Acar, sosyal medya paylaşımlarıyla suçlanmasına karşılık bu paylaşımların kendi haberleri olduğunu dile getirdi. Gözaltına alındığı sırada el konulan kitaplar için de “Bu kitapları aldığımda haklarında yasaklama kararı yoktu. Biz gazeteciyiz ve her türlü içeriğe sahip kitapları okuyoruz. Bu suç olarak lanse edilmez” dedi.
Acar son olarak "Biz çıkarlarımıza göre hareket etmiyoruz.
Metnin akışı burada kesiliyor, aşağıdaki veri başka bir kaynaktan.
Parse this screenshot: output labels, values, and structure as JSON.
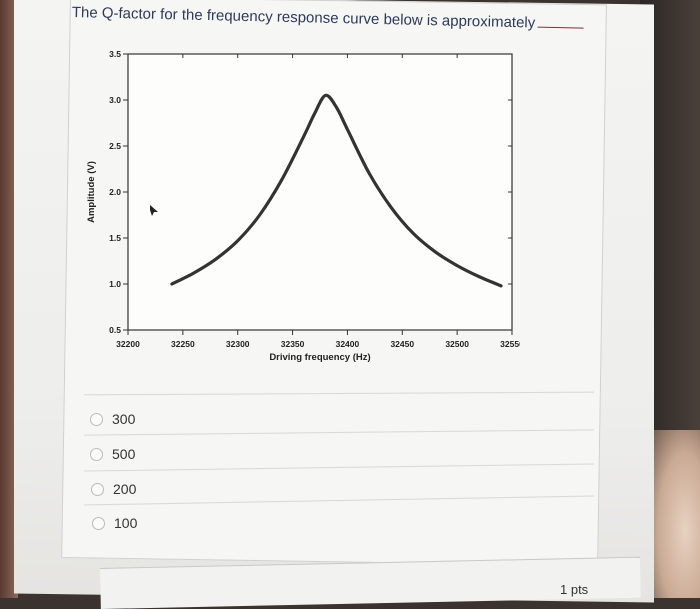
{
  "question": {
    "text": "The Q-factor for the frequency response curve below is approximately",
    "blank": "______.",
    "points": "1 pts"
  },
  "options": [
    {
      "label": "300",
      "selected": false
    },
    {
      "label": "500",
      "selected": false
    },
    {
      "label": "200",
      "selected": false
    },
    {
      "label": "100",
      "selected": false
    }
  ],
  "chart_data": {
    "type": "line",
    "title": "",
    "xlabel": "Driving frequency (Hz)",
    "ylabel": "Amplitude (V)",
    "xlim": [
      32200,
      32550
    ],
    "ylim": [
      0.5,
      3.5
    ],
    "x_ticks": [
      32200,
      32250,
      32300,
      32350,
      32400,
      32450,
      32500,
      32550
    ],
    "y_ticks": [
      0.5,
      1.0,
      1.5,
      2.0,
      2.5,
      3.0,
      3.5
    ],
    "y_tick_labels": [
      "0.5",
      "1.0",
      "1.5",
      "2.0",
      "2.5",
      "3.0",
      "3.5"
    ],
    "grid": false,
    "series": [
      {
        "color": "#333333",
        "x": [
          32240,
          32260,
          32280,
          32300,
          32320,
          32340,
          32360,
          32370,
          32380,
          32390,
          32400,
          32420,
          32440,
          32460,
          32480,
          32500,
          32520,
          32540
        ],
        "y": [
          1.0,
          1.12,
          1.27,
          1.47,
          1.75,
          2.13,
          2.6,
          2.85,
          3.05,
          2.92,
          2.68,
          2.2,
          1.83,
          1.55,
          1.35,
          1.2,
          1.08,
          0.98
        ]
      }
    ]
  }
}
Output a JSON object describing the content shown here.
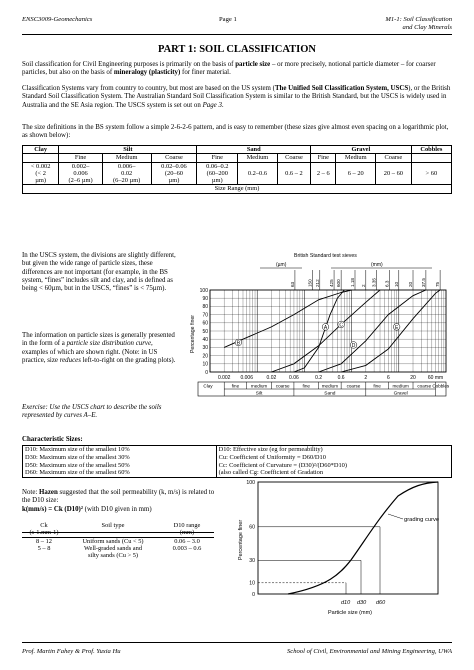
{
  "header": {
    "left": "ENSC3009-Geomechanics",
    "center": "Page 1",
    "right1": "M1-1: Soil Classification",
    "right2": "and Clay Minerals"
  },
  "title": "PART 1: SOIL CLASSIFICATION",
  "intro": {
    "a": "Soil classification for Civil Engineering purposes is primarily on the basis of",
    "b": "particle size",
    "c": "– or more precisely, notional particle diameter – for coarser particles, but also on the basis of",
    "d": "mineralogy (plasticity)",
    "e": "for finer material."
  },
  "systems": {
    "a": "Classification Systems vary from country to country, but most are based on the US system (",
    "b": "The Unified Soil Classification System, USCS",
    "c": "), or the British Standard Soil Classification System. The Australian Standard Soil Classification System is similar to the British Standard, but the USCS is widely used in Australia and the SE Asia region. The USCS system is set out on",
    "d": "Page 3",
    "e": "."
  },
  "bs_sizes": "The size definitions in the BS system follow a simple 2-6-2-6 pattern, and is easy to remember (these sizes give almost even spacing on a logarithmic plot, as shown below):",
  "size_table": {
    "groups": [
      "Clay",
      "Silt",
      "Sand",
      "Gravel",
      "Cobbles"
    ],
    "subs": [
      "Fine",
      "Medium",
      "Coarse",
      "Fine",
      "Medium",
      "Coarse",
      "Fine",
      "Medium",
      "Coarse"
    ],
    "clay_values": [
      "< 0.002",
      "(< 2",
      "µm)"
    ],
    "silt_values": [
      [
        "0.002–",
        "0.006",
        "(2–6 µm)"
      ],
      [
        "0.006–",
        "0.02",
        "(6–20 µm)"
      ],
      [
        "0.02–0.06",
        "(20–60",
        "µm)"
      ]
    ],
    "sand_values": [
      [
        "0.06–0.2",
        "(60–200",
        "µm)"
      ],
      [
        "0.2–0.6"
      ],
      [
        "0.6 – 2"
      ]
    ],
    "gravel_values": [
      [
        "2 – 6"
      ],
      [
        "6 – 20"
      ],
      [
        "20 – 60"
      ]
    ],
    "cobble_value": "> 60",
    "footer": "Size Range (mm)"
  },
  "uscs_para": "In the USCS system, the divisions are slightly different, but given the wide range of particle sizes, these differences are not important (for example, in the BS system, “fines” includes silt and clay, and is defined as being < 60µm, but in the USCS, “fines” is < 75µm).",
  "info_para": {
    "a": "The information on particle sizes is generally presented in the form of a",
    "b": "particle size distribution curve",
    "c": ", examples of which are shown right. (Note: in US practice, size",
    "d": "reduces",
    "e": "left-to-right on the grading plots)."
  },
  "exercise": "Exercise: Use the USCS chart to describe the soils represented by curves A–E.",
  "grading_chart": {
    "top_label": "British Standard test sieves",
    "um_label": "(µm)",
    "mm_label": "(mm)",
    "sieves_um": [
      "63",
      "150",
      "212",
      "425",
      "600"
    ],
    "sieves_mm": [
      "1.18",
      "2",
      "3.35",
      "6.3",
      "10",
      "20",
      "37.5",
      "75"
    ],
    "ylabel": "Percentage finer",
    "yticks": [
      "100",
      "90",
      "80",
      "70",
      "60",
      "50",
      "40",
      "30",
      "20",
      "10",
      "0"
    ],
    "xticks": [
      "0.002",
      "0.006",
      "0.02",
      "0.06",
      "0.2",
      "0.6",
      "2",
      "6",
      "20",
      "60 mm"
    ],
    "curve_labels": [
      "A",
      "B",
      "C",
      "D",
      "E"
    ],
    "bands_top": [
      "Clay",
      "fine",
      "medium",
      "coarse",
      "fine",
      "medium",
      "coarse",
      "fine",
      "medium",
      "coarse",
      "Cobbles"
    ],
    "bands_bottom": [
      "Silt",
      "Sand",
      "Gravel"
    ]
  },
  "char_sizes": {
    "title": "Characteristic Sizes:",
    "left": [
      "D10: Maximum size of the smallest 10%",
      "D30: Maximum size of the smallest 30%",
      "D50: Maximum size of the smallest 50%",
      "D60: Maximum size of the smallest 60%"
    ],
    "right": [
      "D10: Effective size (eg for permeability)",
      "Cu: Coefficient of Uniformity = D60/D10",
      "Cc: Coefficient of Curvature = (D30)²/(D60*D10)",
      "(also called Cg: Coefficient of Gradation"
    ]
  },
  "hazen": {
    "note_a": "Note:",
    "note_b": "Hazen",
    "note_c": "suggested that the soil permeability (k, m/s) is related to the D10 size:",
    "formula_a": "k(mm/s) = Ck (D10)²",
    "formula_b": "(with D10 given in mm)",
    "cols": [
      "Ck",
      "(s-1.mm-1)",
      "Soil type",
      "D10 range",
      "(mm)"
    ],
    "rows": [
      [
        "8 – 12",
        "Uniform sands (Cu < 5)",
        "0.06 – 3.0"
      ],
      [
        "5 – 8",
        "Well-graded sands and",
        "0.003 – 0.6"
      ],
      [
        "",
        "silty sands (Cu > 5)",
        ""
      ]
    ]
  },
  "small_chart": {
    "ylabel": "Percentage finer",
    "xlabel": "Particle size (mm)",
    "curve_label": "grading curve",
    "yticks": [
      "100",
      "60",
      "30",
      "10",
      "0"
    ],
    "dlabels": [
      "d10",
      "d30",
      "d60"
    ]
  },
  "footer": {
    "left": "Prof. Martin Fahey & Prof. Yuxia Hu",
    "right": "School of Civil, Environmental and Mining Engineering, UWA"
  }
}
Vicdanımızla haber yazıyoruz" ifadesini kullandı.
Yurtsever: 8 yıldır bu mesleği yapıyorum
Acar'ın ardından konuşan Diren Yurtsever ise savunmasını Türkçe yaptı. Yurtsever Türkiye’de iktidarın gazeteciliği değersizleştirmeye yönelik bir politika yürüttüğünü söyledi.
Yurtsever “Bizden önce de gazeteciler gözaltına alınıp tutuklanıyordu, şimdi de” diye konuştu. Bunun üzerine mahkeme başkanı “Ne ilksiniz ne de sonsunuz yani” dedi. Yurtsever buna “Umarım son olacağız” diyerek karşılık verdi. Salonda bulunan izleyiciler, avukatlar ve heyetten bazı hakimler bu ifade üzeri güldü. Konuşmasına devam eden Yurtsever şöyle konuştu:
"Kürt gazeteciler 90’larda da 2016’da da benzer süreçler yaşadı. Biz de şimdi benzer süreci yaşıyoruz. Ancak bu Türkiye’de siyasi ortamdan bağımsız değil. Yok haber yapmışız, yok adresimiz yokmuş, yok arkadaşımızdan para almışız, borçlanmışız. Bunların hiçbirine cevabımız yok. Var ama verilmeye değer değil.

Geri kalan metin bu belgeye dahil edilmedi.